Emmaus Christian School in Dickson has won almost $4 million in capital works grants from the federal government and has been awarded a grant every year since 2020.
Communities@Work Galilee School, which supports students who struggle in mainstream schools, had the second largest amount of capital grant funding, with three grants totalling $2.1 million.
Three Catholic systemic schools received grants since 2020: Holy Trinity Primary School, Holy Spirit Catholic Primary Schools and St Francis of Assisi Primary school.
Islamic School of Canberra, Blue Gum Community School, Burgmann Anglican School (Forde Campus), Covenant Christian School, Trinity Christian School and Taqwa School were also awarded capital grants.
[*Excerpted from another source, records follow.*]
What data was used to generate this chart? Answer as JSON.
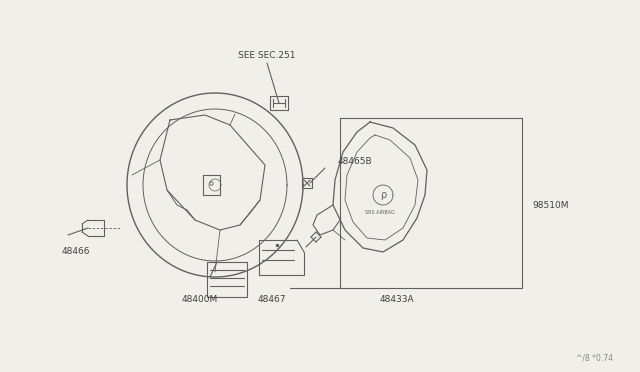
{
  "bg_color": "#f0efea",
  "line_color": "#606060",
  "text_color": "#404040",
  "watermark": "^/8 *0.74",
  "labels": {
    "see_sec": "SEE SEC.251",
    "48465B": "48465B",
    "48466": "48466",
    "48400M": "48400M",
    "48467": "48467",
    "48433A": "48433A",
    "98510M": "98510M"
  },
  "fig_width": 6.4,
  "fig_height": 3.72,
  "dpi": 100
}
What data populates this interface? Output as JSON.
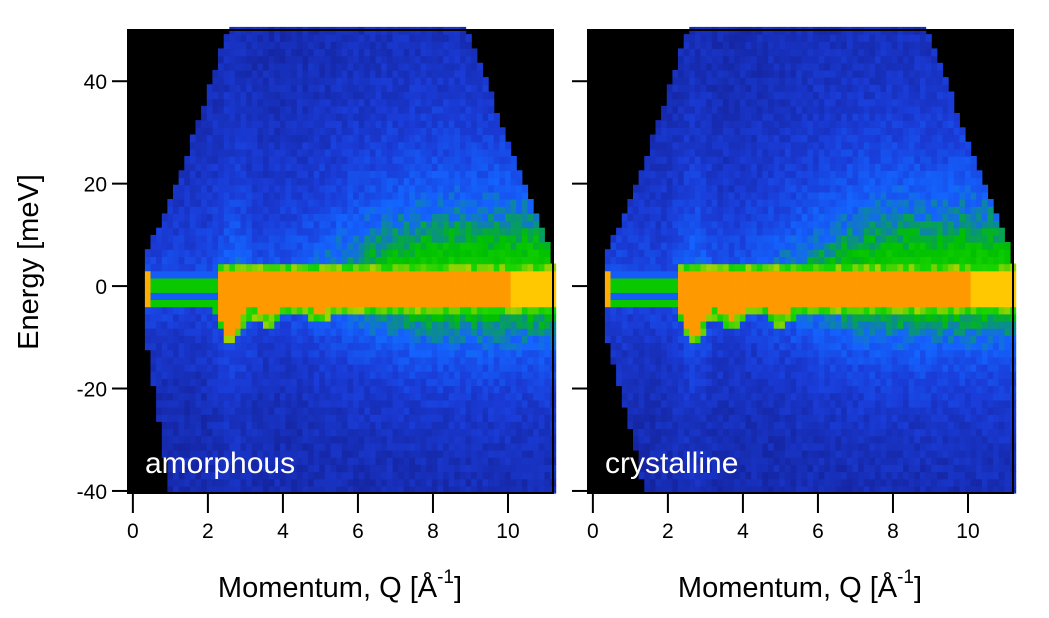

The Taqwa School in Moncrieff had the smallest grant amount, of just under $400,000 in 2020 for an administration block, multipurpose hall and ramps.
Emmaus Christian School principal Erik Hofsink said the school began its building program in 2017 with the aim of progressively expanding to double stream classes.
Mr Hofsink credits the expertise of building committee chair Adam Moore and an unwavering commitment to the master plan for its success in gaining capital works grants.
"The reason why we've been successful in the last four years is because the Block Grant Authority that comes to assess your need, they actually more than once commented on the fact that we've stuck to that master plan from day one," Mr Hofsink said.
"In other words, it wasn't a plan that chopped and changed as we saw a need. We had a very long-term vision here.
"We knew that within 10 years the school needed to be in a different place and look completely differently."
The school has had the same architect from day one, Conrad Moore from Munns Sly Moore Architects. Besides rain delays during the La Nina years, the building program has largely remained on track.
Amid fierce debate on whether schools should opt for open plan classrooms or single-class spaces, Emmaus opted for separate classrooms with glass sliding doors that can open to create larger breakout spaces.
New classrooms, a cafe and hospitality area are set to be finished by the end of the year. Six demountables classrooms, originally donated by Australian Catholic University, will be removed for construction of an art facility to begin next year.
Mr Hofsink is leaving the school at the end of this year to take on the role of executive director of Associated Christian Schools.
His successor, Burgmann Anglican School's deputy principal wellbeing Melanie Spencer, will be responsible for exploring the possibility of adding years 11 and 12 to the school.
"We've just pressed pause on our program because we need to wait to see what [land] around us becomes available before we can plan further for year 11 and 12. But we have doubled since 2016 to now," Mr Hofsink said.
"We have increased to double storey and we've really reached the capacity without losing our little bit of green land that we share with the community, which is our oval."
Funding under the capital works program is distributed by the ACT Block Grant Authority.
Schools must show the community does not have the financial capacity to fund the whole project and that it will improve or upgrade school infrastructure, particularly for disadvantaged students or to keep up with new demographics and enrolment trends.
In 2023, a total of $4,534,186 was awarded to non-government schools in the ACT.